Lord, Make Us Instruments of Your Peace Lord, make us instruments of your peace, Where there is hatred, let your love increase. Lord, make us instruments of your peace, Walls of pride and prejudice shall cease, When we are your instruments of peace. Where there is hatred, we will sow his love. Where there is injury, we will never judge. Where there is striving, we will speak his peace. To the people crying for release, We will be his instruments of peace. Lord, make us instruments of your peace, Where there is hatred, let your love increase. Lord, make us instruments of your peace, Walls of pride and prejudice shall cease, When we are your instruments of peace.

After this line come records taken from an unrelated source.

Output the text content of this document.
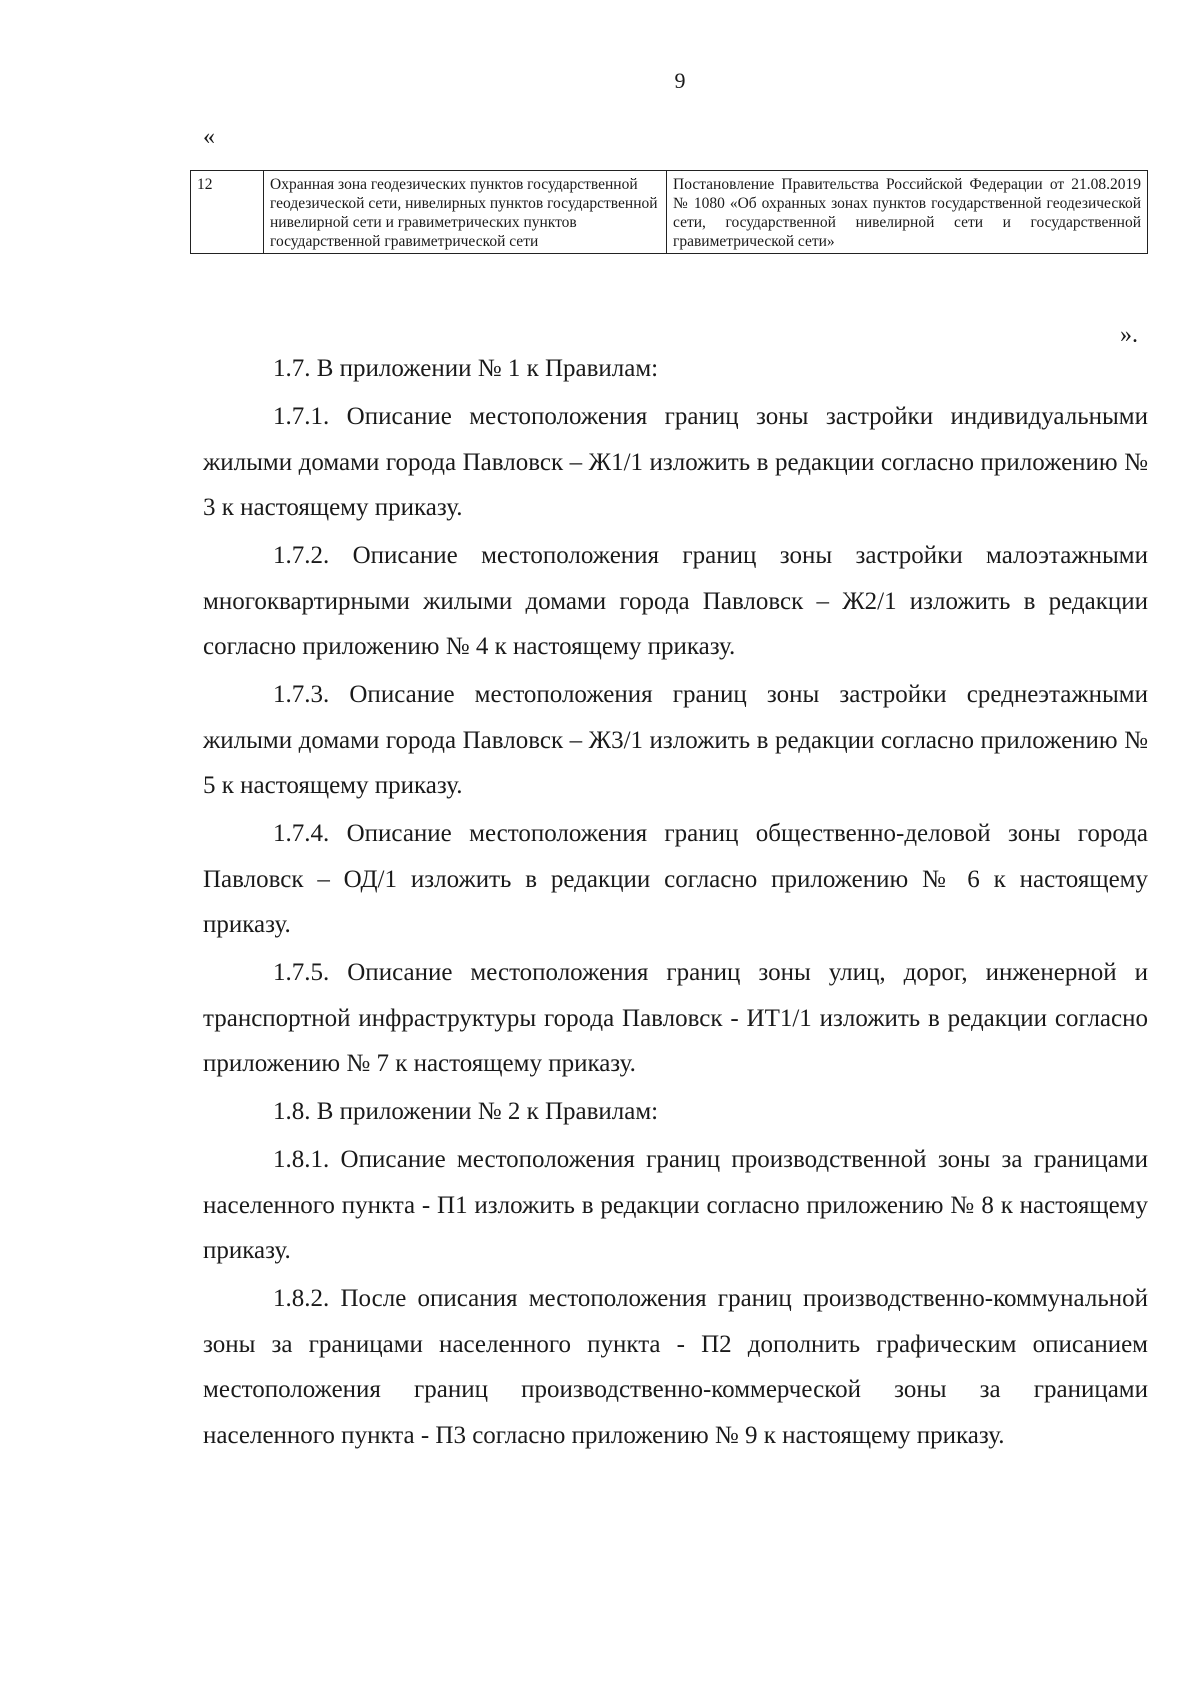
9
«
12	Охранная зона геодезических пунктов государственной геодезической сети, нивелирных пунктов государственной нивелирной сети и гравиметрических пунктов государственной гравиметрической сети	Постановление Правительства Российской Федерации от 21.08.2019 № 1080 «Об охранных зонах пунктов государственной геодезической сети, государственной нивелирной сети и государственной гравиметрической сети»
».

1.7. В приложении № 1 к Правилам:

1.7.1. Описание местоположения границ зоны застройки индивидуальными жилыми домами города Павловск – Ж1/1 изложить в редакции согласно приложению № 3 к настоящему приказу.

1.7.2. Описание местоположения границ зоны застройки малоэтажными многоквартирными жилыми домами города Павловск – Ж2/1 изложить в редакции согласно приложению № 4 к настоящему приказу.

1.7.3. Описание местоположения границ зоны застройки среднеэтажными жилыми домами города Павловск – Ж3/1 изложить в редакции согласно приложению № 5 к настоящему приказу.

1.7.4. Описание местоположения границ общественно-деловой зоны города Павловск – ОД/1 изложить в редакции согласно приложению № 6 к настоящему приказу.

1.7.5. Описание местоположения границ зоны улиц, дорог, инженерной и транспортной инфраструктуры города Павловск - ИТ1/1 изложить в редакции согласно приложению № 7 к настоящему приказу.

1.8. В приложении № 2 к Правилам:

1.8.1. Описание местоположения границ производственной зоны за границами населенного пункта - П1 изложить в редакции согласно приложению № 8 к настоящему приказу.

1.8.2. После описания местоположения границ производственно-коммунальной зоны за границами населенного пункта - П2 дополнить графическим описанием местоположения границ производственно-коммерческой зоны за границами населенного пункта - П3 согласно приложению № 9 к настоящему приказу.
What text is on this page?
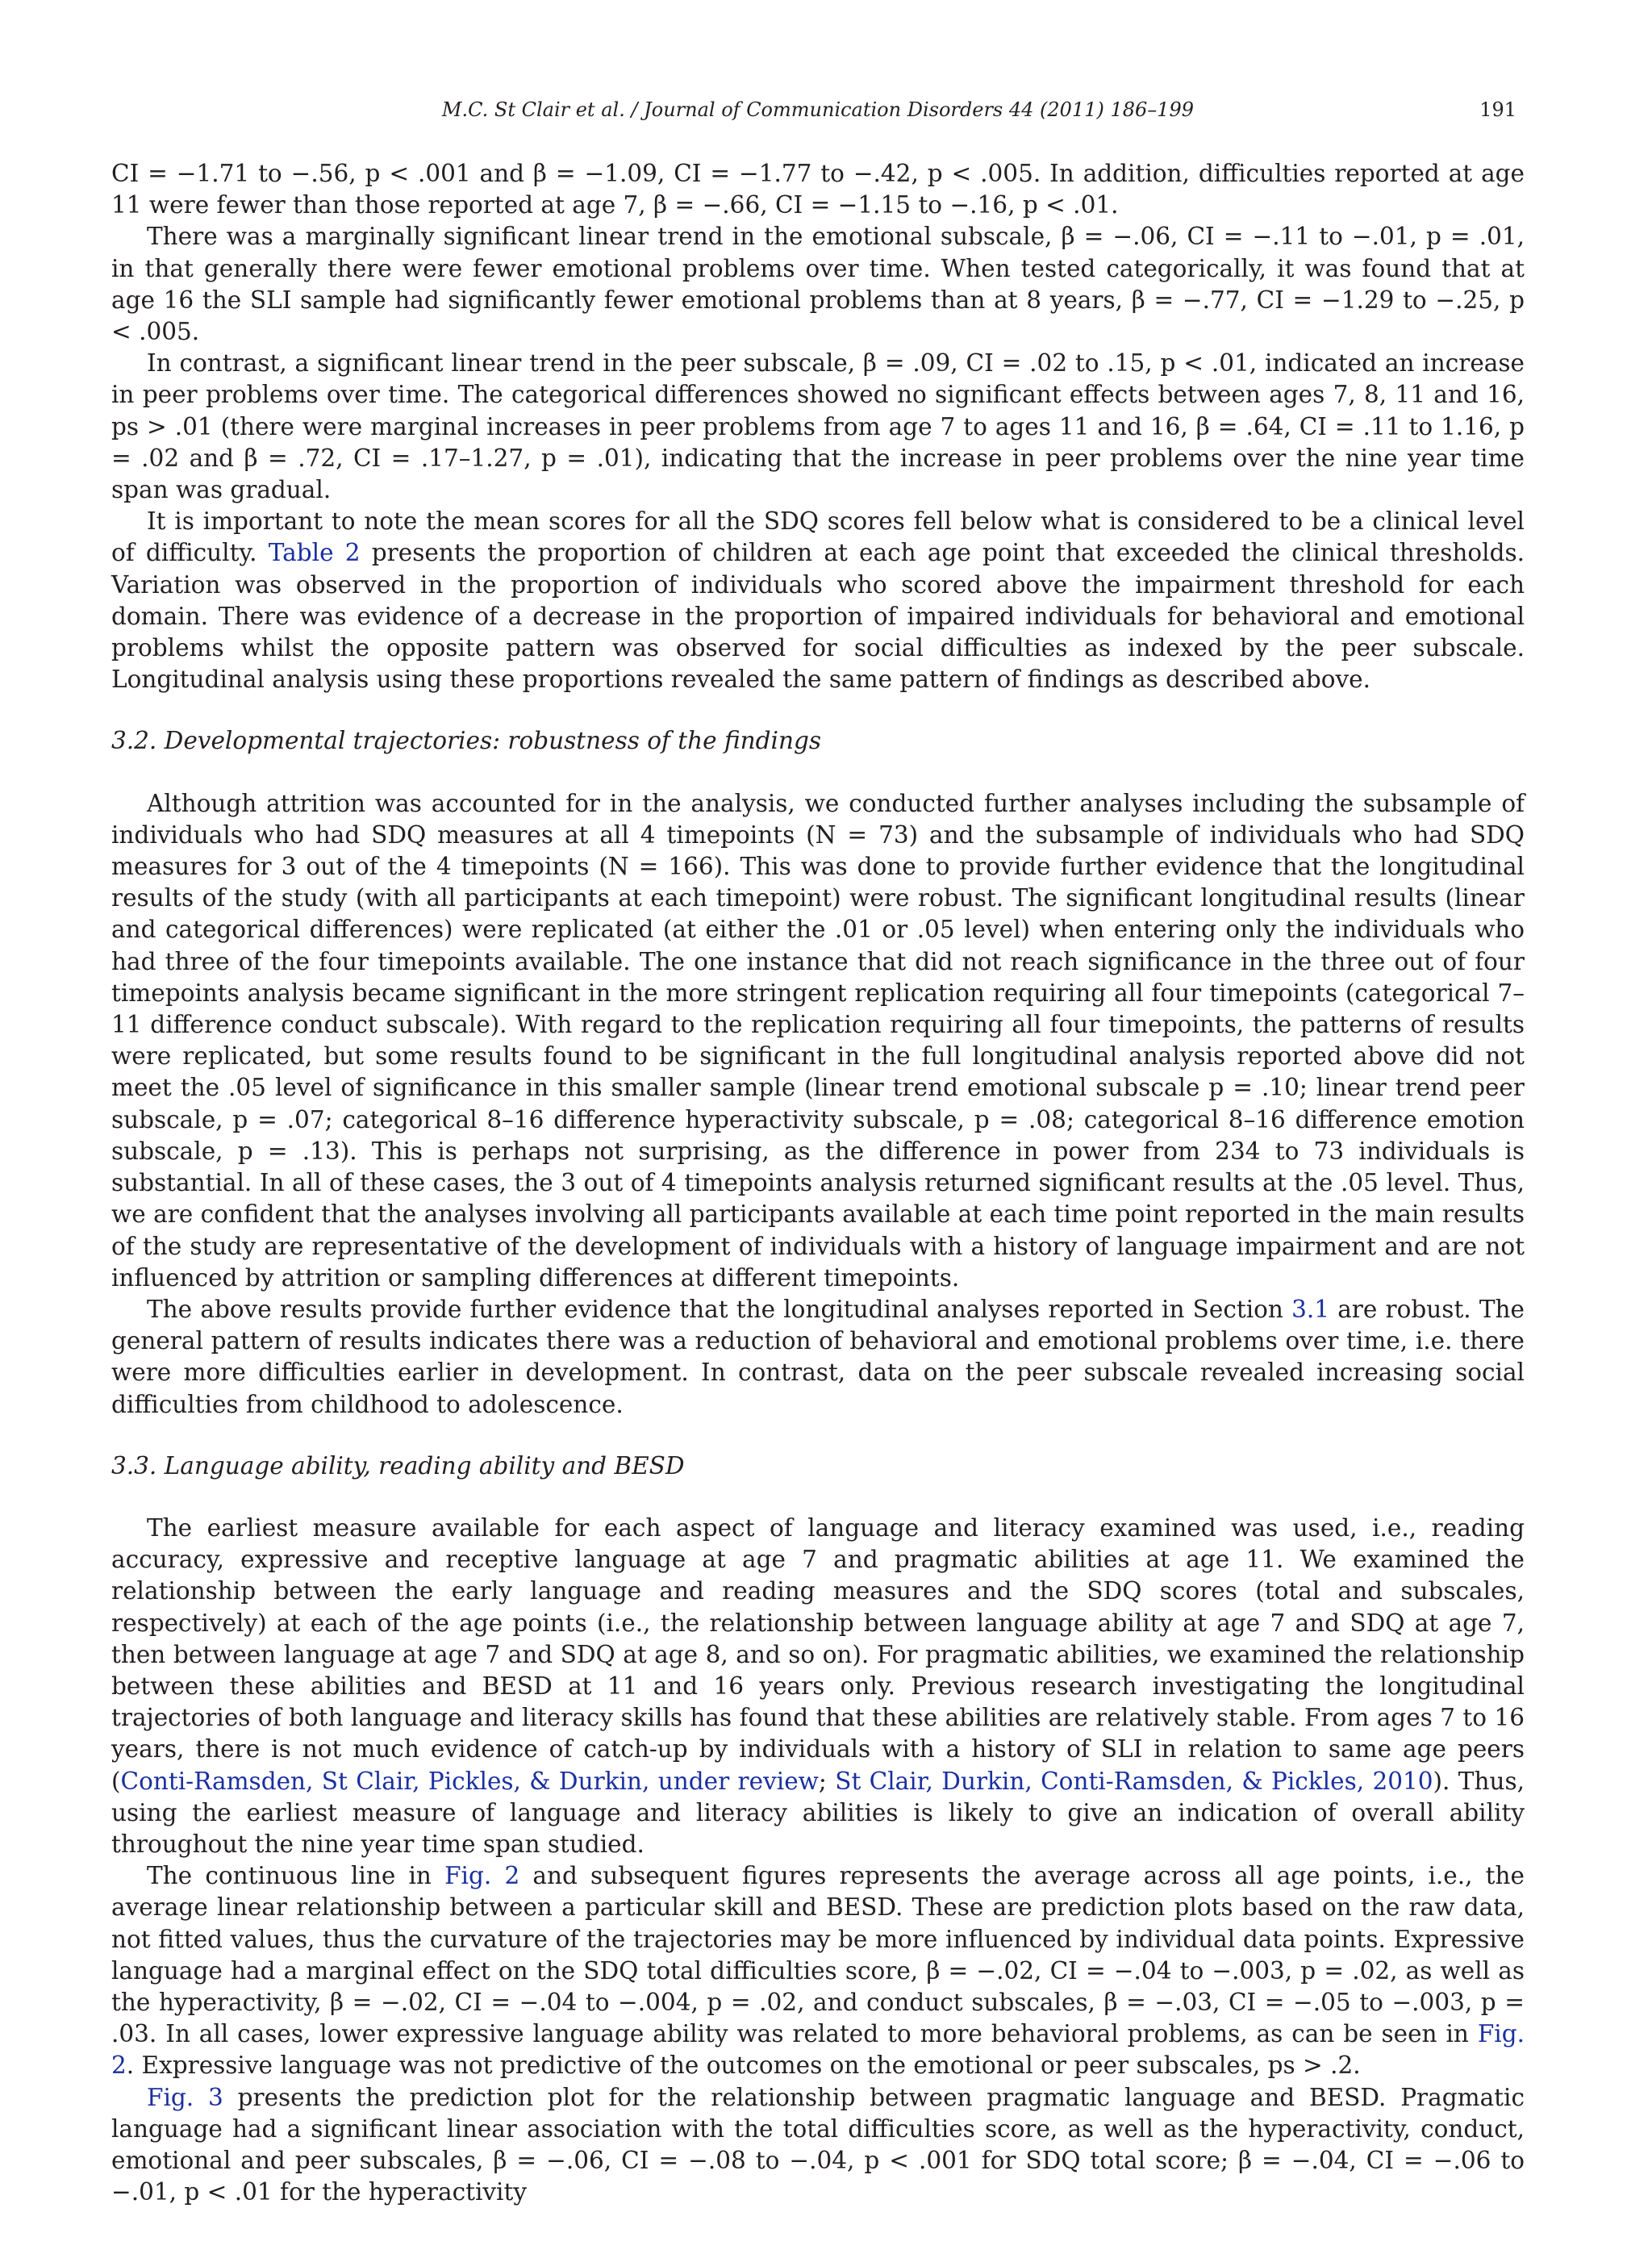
M.C. St Clair et al. / Journal of Communication Disorders 44 (2011) 186–199	191

CI = −1.71 to −.56, p < .001 and β = −1.09, CI = −1.77 to −.42, p < .005. In addition, difficulties reported at age 11 were fewer than those reported at age 7, β = −.66, CI = −1.15 to −.16, p < .01.

There was a marginally significant linear trend in the emotional subscale, β = −.06, CI = −.11 to −.01, p = .01, in that generally there were fewer emotional problems over time. When tested categorically, it was found that at age 16 the SLI sample had significantly fewer emotional problems than at 8 years, β = −.77, CI = −1.29 to −.25, p < .005.

In contrast, a significant linear trend in the peer subscale, β = .09, CI = .02 to .15, p < .01, indicated an increase in peer problems over time. The categorical differences showed no significant effects between ages 7, 8, 11 and 16, ps > .01 (there were marginal increases in peer problems from age 7 to ages 11 and 16, β = .64, CI = .11 to 1.16, p = .02 and β = .72, CI = .17–1.27, p = .01), indicating that the increase in peer problems over the nine year time span was gradual.

It is important to note the mean scores for all the SDQ scores fell below what is considered to be a clinical level of difficulty. Table 2 presents the proportion of children at each age point that exceeded the clinical thresholds. Variation was observed in the proportion of individuals who scored above the impairment threshold for each domain. There was evidence of a decrease in the proportion of impaired individuals for behavioral and emotional problems whilst the opposite pattern was observed for social difficulties as indexed by the peer subscale. Longitudinal analysis using these proportions revealed the same pattern of findings as described above.

3.2. Developmental trajectories: robustness of the findings

Although attrition was accounted for in the analysis, we conducted further analyses including the subsample of individuals who had SDQ measures at all 4 timepoints (N = 73) and the subsample of individuals who had SDQ measures for 3 out of the 4 timepoints (N = 166). This was done to provide further evidence that the longitudinal results of the study (with all participants at each timepoint) were robust. The significant longitudinal results (linear and categorical differences) were replicated (at either the .01 or .05 level) when entering only the individuals who had three of the four timepoints available. The one instance that did not reach significance in the three out of four timepoints analysis became significant in the more stringent replication requiring all four timepoints (categorical 7–11 difference conduct subscale). With regard to the replication requiring all four timepoints, the patterns of results were replicated, but some results found to be significant in the full longitudinal analysis reported above did not meet the .05 level of significance in this smaller sample (linear trend emotional subscale p = .10; linear trend peer subscale, p = .07; categorical 8–16 difference hyperactivity subscale, p = .08; categorical 8–16 difference emotion subscale, p = .13). This is perhaps not surprising, as the difference in power from 234 to 73 individuals is substantial. In all of these cases, the 3 out of 4 timepoints analysis returned significant results at the .05 level. Thus, we are confident that the analyses involving all participants available at each time point reported in the main results of the study are representative of the development of individuals with a history of language impairment and are not influenced by attrition or sampling differences at different timepoints.

The above results provide further evidence that the longitudinal analyses reported in Section 3.1 are robust. The general pattern of results indicates there was a reduction of behavioral and emotional problems over time, i.e. there were more difficulties earlier in development. In contrast, data on the peer subscale revealed increasing social difficulties from childhood to adolescence.

3.3. Language ability, reading ability and BESD

The earliest measure available for each aspect of language and literacy examined was used, i.e., reading accuracy, expressive and receptive language at age 7 and pragmatic abilities at age 11. We examined the relationship between the early language and reading measures and the SDQ scores (total and subscales, respectively) at each of the age points (i.e., the relationship between language ability at age 7 and SDQ at age 7, then between language at age 7 and SDQ at age 8, and so on). For pragmatic abilities, we examined the relationship between these abilities and BESD at 11 and 16 years only. Previous research investigating the longitudinal trajectories of both language and literacy skills has found that these abilities are relatively stable. From ages 7 to 16 years, there is not much evidence of catch-up by individuals with a history of SLI in relation to same age peers (Conti-Ramsden, St Clair, Pickles, & Durkin, under review; St Clair, Durkin, Conti-Ramsden, & Pickles, 2010). Thus, using the earliest measure of language and literacy abilities is likely to give an indication of overall ability throughout the nine year time span studied.

The continuous line in Fig. 2 and subsequent figures represents the average across all age points, i.e., the average linear relationship between a particular skill and BESD. These are prediction plots based on the raw data, not fitted values, thus the curvature of the trajectories may be more influenced by individual data points. Expressive language had a marginal effect on the SDQ total difficulties score, β = −.02, CI = −.04 to −.003, p = .02, as well as the hyperactivity, β = −.02, CI = −.04 to −.004, p = .02, and conduct subscales, β = −.03, CI = −.05 to −.003, p = .03. In all cases, lower expressive language ability was related to more behavioral problems, as can be seen in Fig. 2. Expressive language was not predictive of the outcomes on the emotional or peer subscales, ps > .2.

Fig. 3 presents the prediction plot for the relationship between pragmatic language and BESD. Pragmatic language had a significant linear association with the total difficulties score, as well as the hyperactivity, conduct, emotional and peer subscales, β = −.06, CI = −.08 to −.04, p < .001 for SDQ total score; β = −.04, CI = −.06 to −.01, p < .01 for the hyperactivity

Where there is blindness, we will pray for sight. Where there is darkness, we will shine his light. Where there is sadness, we will bear their grief. To the millions crying for release, We will be his instruments of peace. Lord, make us instruments of your peace. Lyrics by Don Moen... Taken from the prayer of Saint Francis of Assisi below: Lord, make me an instrument of your peace. Where there is hatred, let me sow love; where there is injury, pardon; where there is doubt, faith; where there is despair, hope; where there is darkness, light; and where there is sadness, joy. O Divine Master, grant that I may not so much seek to be consoled as to console; to be understood as to understand; to be loved as to love. For it is in giving that we receive; it is in pardoning that we are pardoned; and it is in dying that we are born to eternal life. Amen. St. Francis of Assisi



For maximum worship experience, read and contemplate on the lyrics while listening. Just let the message sink into your heart. Sing along if you wish. Remember... it's only the message of the words that feeds the soul!